Dice the potatoes into ½ inch cubes. Peel and dice the beet(s) into ½ inch cubes. Quarter the radishes. Add diced potato, diced beet, quartered radish, 1 tbsp (2 tbsp) vegetable oil, and a pinch of salt and pepper to a baking sheet, and toss. Roast until tender and browned in places, 20 to 25 minutes.

3
Blend the sunflower seed pesto

Destem the kale and roughly chop the leaves. Peel the garlic. Halve and juice the lemon(s). Add just half the chopped kale, peeled garlic, lemon juice, sunflower seeds, parmesan, 3 tbsp (6 tbsp) olive oil, ½ tsp (1 tsp) salt, and ¼ tsp (½ tsp) pepper to a food processor.
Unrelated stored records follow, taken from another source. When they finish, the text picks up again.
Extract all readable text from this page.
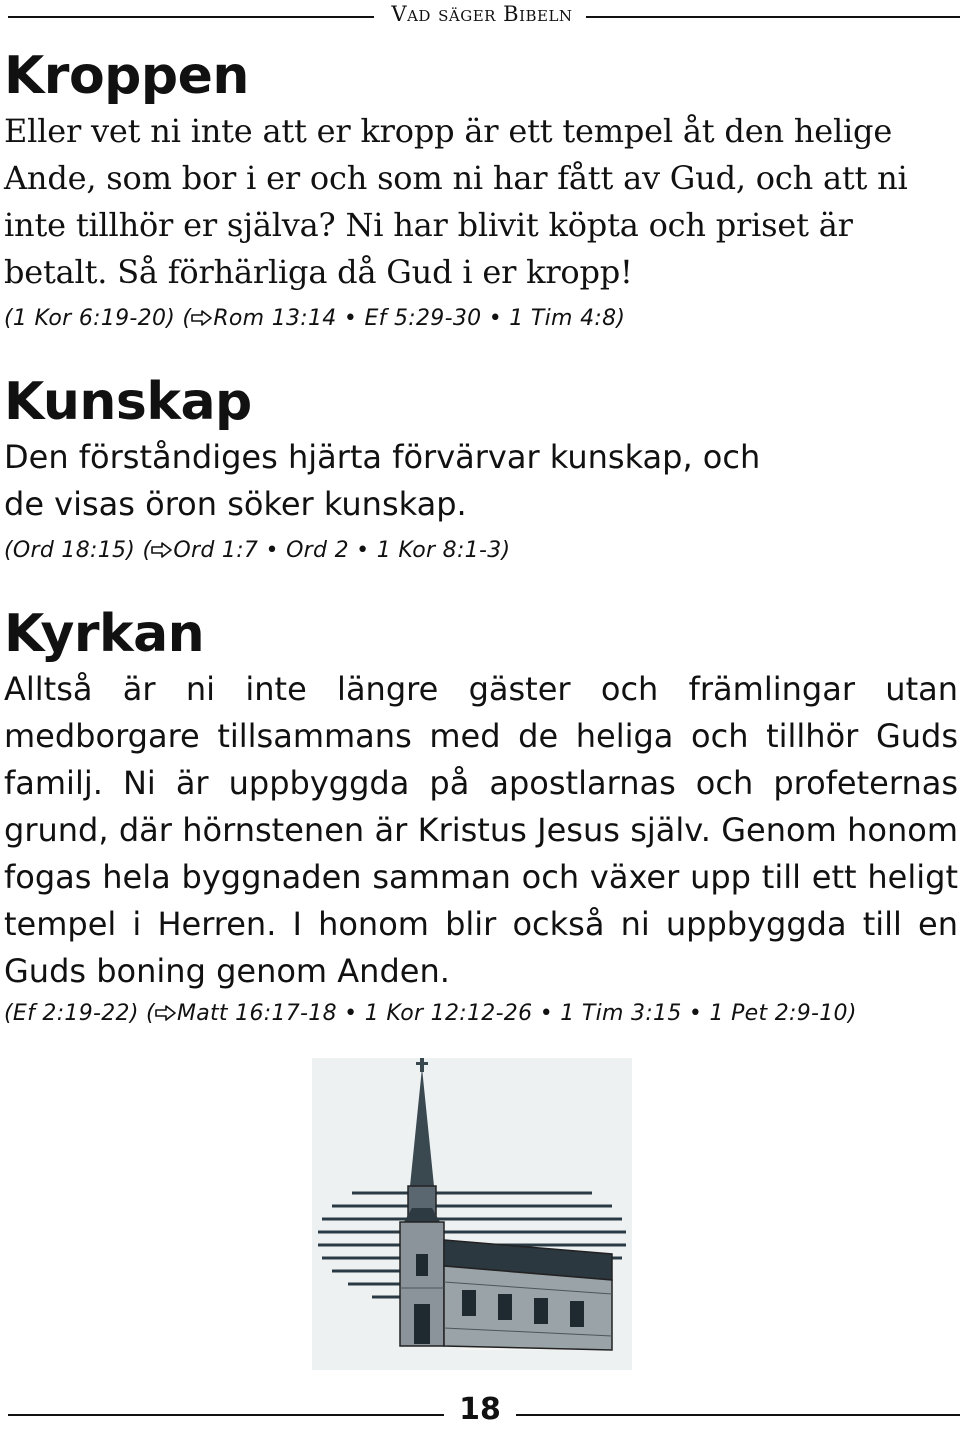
Vad säger Bibeln
Kroppen

Eller vet ni inte att er kropp är ett tempel åt den helige Ande, som bor i er och som ni har fått av Gud, och att ni inte tillhör er själva? Ni har blivit köpta och priset är betalt. Så förhärliga då Gud i er kropp!

(1 Kor 6:19-20) ( Rom 13:14 • Ef 5:29-30 • 1 Tim 4:8)

Kunskap

Den förståndiges hjärta förvärvar kunskap, och de visas öron söker kunskap.

(Ord 18:15) ( Ord 1:7 • Ord 2 • 1 Kor 8:1-3)

Kyrkan

Alltså är ni inte längre gäster och främlingar utan medborgare tillsammans med de heliga och tillhör Guds familj. Ni är uppbyggda på apostlarnas och profeternas grund, där hörnstenen är Kristus Jesus själv. Genom honom fogas hela byggnaden samman och växer upp till ett heligt tempel i Herren. I honom blir också ni uppbyggda till en Guds boning genom Anden.

(Ef 2:19-22) ( Matt 16:17-18 • 1 Kor 12:12-26 • 1 Tim 3:15 • 1 Pet 2:9-10)

18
Blend the sunflower seed pesto until well combined. Taste, and add salt as necessary.

4
Serve

Add a pinch of salt to the remaining chopped kale and massage the kale. Divide the quinoa and massaged kale between bowls. Top with roasted vegetables and sunflower seed pesto. Dollop with cashew cheese. Bon appétit!